伏せられた瞼が息をする度、僅かに震える。
「…おはよ」
小さく呟いて、キスをした。
『…んっ…、ん…おはよ…』
まだ寝ぼけている様子の結木に、思わず笑ってしまった。
そのまま2人で学校へ向かう準備をする。
自分の部屋で結木が支度をしていることが、なんだか面白かった。
家を出る時、結木が母さんに挨拶をしていた。
何を言っていたのかは聞き取れなかったけど、母さんが満更でもなさそうだったから、あえて何も聞かなかった。
「結木が出るのには、ちょっと時間早かったね」
『ううん、大丈夫だよ〜♪朝練見てるから』
「そんなことしたら、また血の気の多い人たちがうるさいな」
結木と話していると、なんだか自分の毒気が抜かれる気がする。
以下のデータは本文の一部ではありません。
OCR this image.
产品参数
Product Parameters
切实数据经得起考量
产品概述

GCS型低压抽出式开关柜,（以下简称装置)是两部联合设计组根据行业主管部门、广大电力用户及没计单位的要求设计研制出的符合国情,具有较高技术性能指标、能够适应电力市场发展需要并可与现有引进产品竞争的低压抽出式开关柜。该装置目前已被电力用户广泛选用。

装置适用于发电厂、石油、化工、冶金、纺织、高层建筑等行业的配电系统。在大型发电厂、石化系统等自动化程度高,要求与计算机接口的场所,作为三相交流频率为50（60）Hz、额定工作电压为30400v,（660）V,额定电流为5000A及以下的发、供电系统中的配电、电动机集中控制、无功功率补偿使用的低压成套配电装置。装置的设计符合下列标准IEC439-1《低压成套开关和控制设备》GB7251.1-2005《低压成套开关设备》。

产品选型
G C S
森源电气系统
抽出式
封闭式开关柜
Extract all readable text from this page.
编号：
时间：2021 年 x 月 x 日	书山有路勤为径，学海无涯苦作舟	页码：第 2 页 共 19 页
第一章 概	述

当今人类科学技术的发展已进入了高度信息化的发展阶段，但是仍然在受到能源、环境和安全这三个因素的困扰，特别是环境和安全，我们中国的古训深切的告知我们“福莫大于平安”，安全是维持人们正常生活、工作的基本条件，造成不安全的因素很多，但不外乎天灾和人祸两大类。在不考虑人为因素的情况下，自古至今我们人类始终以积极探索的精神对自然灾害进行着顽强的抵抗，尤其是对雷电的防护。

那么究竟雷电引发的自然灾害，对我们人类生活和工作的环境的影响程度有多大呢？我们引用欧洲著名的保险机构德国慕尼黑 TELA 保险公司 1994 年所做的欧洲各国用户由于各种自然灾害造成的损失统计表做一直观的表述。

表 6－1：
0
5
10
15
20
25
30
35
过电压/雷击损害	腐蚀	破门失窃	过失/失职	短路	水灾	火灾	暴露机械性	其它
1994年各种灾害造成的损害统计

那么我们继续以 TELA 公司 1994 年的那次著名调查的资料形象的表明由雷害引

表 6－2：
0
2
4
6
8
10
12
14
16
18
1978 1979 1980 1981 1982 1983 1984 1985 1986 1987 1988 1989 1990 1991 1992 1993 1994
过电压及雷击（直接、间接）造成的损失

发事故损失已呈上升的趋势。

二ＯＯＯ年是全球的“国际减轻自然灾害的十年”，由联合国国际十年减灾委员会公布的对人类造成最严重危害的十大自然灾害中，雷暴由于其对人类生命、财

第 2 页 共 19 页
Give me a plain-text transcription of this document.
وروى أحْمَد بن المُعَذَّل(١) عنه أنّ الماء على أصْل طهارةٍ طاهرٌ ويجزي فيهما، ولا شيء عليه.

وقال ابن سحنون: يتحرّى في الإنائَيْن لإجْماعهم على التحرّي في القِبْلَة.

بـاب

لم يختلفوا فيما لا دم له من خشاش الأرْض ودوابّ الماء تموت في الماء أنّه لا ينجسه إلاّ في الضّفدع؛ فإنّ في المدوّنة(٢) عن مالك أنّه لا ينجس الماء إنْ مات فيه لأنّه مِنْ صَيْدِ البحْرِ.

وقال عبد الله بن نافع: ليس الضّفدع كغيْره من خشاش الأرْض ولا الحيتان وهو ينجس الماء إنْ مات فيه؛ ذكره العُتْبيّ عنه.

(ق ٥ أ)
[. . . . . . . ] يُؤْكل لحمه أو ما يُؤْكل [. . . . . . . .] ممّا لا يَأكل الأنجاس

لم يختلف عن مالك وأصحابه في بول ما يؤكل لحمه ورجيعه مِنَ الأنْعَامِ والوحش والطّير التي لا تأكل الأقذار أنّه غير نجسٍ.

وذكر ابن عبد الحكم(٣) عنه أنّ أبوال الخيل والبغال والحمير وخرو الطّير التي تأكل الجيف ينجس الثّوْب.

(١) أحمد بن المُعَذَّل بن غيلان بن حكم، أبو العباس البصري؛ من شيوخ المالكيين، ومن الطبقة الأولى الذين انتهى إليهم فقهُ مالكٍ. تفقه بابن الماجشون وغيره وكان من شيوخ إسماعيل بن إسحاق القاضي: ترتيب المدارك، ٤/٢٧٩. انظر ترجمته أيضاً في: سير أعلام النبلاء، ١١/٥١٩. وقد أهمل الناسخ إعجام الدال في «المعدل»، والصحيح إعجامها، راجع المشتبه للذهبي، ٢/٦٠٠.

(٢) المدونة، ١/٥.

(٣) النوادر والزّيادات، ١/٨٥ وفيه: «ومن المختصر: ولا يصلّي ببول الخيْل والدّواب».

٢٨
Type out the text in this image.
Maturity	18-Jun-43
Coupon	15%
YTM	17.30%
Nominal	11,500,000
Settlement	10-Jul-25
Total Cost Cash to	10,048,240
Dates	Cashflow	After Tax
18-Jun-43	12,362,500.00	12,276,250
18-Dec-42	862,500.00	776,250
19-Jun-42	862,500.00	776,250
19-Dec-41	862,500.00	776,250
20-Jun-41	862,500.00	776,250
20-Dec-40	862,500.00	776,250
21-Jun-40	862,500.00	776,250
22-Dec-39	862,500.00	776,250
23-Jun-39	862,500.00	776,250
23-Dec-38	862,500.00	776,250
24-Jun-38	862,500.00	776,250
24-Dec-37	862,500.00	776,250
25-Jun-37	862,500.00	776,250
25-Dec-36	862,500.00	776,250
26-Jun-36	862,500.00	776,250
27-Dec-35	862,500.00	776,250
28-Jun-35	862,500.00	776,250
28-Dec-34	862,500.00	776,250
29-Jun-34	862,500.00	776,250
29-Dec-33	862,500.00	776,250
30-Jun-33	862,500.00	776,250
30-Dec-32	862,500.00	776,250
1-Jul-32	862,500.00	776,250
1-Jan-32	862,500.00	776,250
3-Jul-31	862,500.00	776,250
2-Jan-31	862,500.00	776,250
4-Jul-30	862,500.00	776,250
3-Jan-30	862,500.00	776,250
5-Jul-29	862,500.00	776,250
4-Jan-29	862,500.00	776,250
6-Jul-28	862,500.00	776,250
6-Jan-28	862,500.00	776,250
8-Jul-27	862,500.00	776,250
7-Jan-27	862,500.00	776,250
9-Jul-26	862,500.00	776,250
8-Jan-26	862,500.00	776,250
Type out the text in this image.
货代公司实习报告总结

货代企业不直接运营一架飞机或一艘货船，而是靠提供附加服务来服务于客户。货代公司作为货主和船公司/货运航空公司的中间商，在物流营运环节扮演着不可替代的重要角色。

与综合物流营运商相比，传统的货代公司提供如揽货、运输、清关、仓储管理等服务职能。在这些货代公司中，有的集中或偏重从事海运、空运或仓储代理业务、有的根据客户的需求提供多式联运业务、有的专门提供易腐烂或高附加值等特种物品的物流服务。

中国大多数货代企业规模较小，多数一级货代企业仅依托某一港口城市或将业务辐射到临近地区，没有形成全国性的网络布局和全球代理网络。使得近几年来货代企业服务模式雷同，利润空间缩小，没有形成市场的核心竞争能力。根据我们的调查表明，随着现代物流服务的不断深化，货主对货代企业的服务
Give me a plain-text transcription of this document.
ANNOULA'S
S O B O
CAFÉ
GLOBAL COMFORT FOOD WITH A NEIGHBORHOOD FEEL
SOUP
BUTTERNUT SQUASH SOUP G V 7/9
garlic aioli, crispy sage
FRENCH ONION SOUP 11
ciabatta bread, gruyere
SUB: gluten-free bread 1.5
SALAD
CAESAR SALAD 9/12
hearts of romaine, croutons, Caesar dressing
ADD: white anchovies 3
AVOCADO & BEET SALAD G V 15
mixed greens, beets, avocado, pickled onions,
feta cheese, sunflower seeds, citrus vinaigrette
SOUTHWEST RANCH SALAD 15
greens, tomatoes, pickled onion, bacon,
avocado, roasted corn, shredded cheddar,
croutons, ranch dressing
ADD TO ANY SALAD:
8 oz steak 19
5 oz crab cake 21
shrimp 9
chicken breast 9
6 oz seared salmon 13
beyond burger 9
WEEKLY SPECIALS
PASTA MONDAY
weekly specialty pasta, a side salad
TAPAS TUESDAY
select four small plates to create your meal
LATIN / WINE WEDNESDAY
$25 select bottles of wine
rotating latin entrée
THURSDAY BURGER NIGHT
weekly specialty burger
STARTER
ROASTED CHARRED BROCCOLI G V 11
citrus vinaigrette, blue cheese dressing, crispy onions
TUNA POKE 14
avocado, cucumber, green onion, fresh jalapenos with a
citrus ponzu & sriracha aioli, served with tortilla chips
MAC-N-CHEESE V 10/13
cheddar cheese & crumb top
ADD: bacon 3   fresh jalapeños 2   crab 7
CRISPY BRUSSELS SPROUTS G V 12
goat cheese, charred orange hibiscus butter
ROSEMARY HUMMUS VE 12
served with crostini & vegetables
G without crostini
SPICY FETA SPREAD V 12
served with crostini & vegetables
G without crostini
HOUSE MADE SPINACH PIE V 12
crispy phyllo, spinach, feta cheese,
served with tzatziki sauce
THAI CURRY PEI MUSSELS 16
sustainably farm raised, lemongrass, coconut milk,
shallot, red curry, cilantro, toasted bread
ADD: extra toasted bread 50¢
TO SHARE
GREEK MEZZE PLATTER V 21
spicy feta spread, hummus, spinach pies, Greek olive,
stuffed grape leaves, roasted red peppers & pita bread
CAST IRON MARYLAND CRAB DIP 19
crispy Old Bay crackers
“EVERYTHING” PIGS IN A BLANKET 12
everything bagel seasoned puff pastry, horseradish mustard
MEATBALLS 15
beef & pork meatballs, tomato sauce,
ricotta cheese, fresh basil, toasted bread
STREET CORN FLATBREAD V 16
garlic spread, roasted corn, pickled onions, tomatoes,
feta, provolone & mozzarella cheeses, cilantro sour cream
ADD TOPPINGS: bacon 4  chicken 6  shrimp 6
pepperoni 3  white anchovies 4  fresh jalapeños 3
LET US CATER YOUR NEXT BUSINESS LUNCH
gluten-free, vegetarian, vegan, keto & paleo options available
らしくない。
『ふふ…♪』
結木はごそごそとカバンからキャンディーを取り出して食べ始めた。
甘いはちみつの匂い。
「…また、食べてるの」
『うん!!』
にこにこしてる結木が可愛いから。
僕はそっと彼女にキスをした。
今度はちゃんと、はちみつの味がした。
「これからもそれ、食べててよ」
『なんで?』
「君にははちみつが似合ってるから」
…なんて、ほんと、らしくない。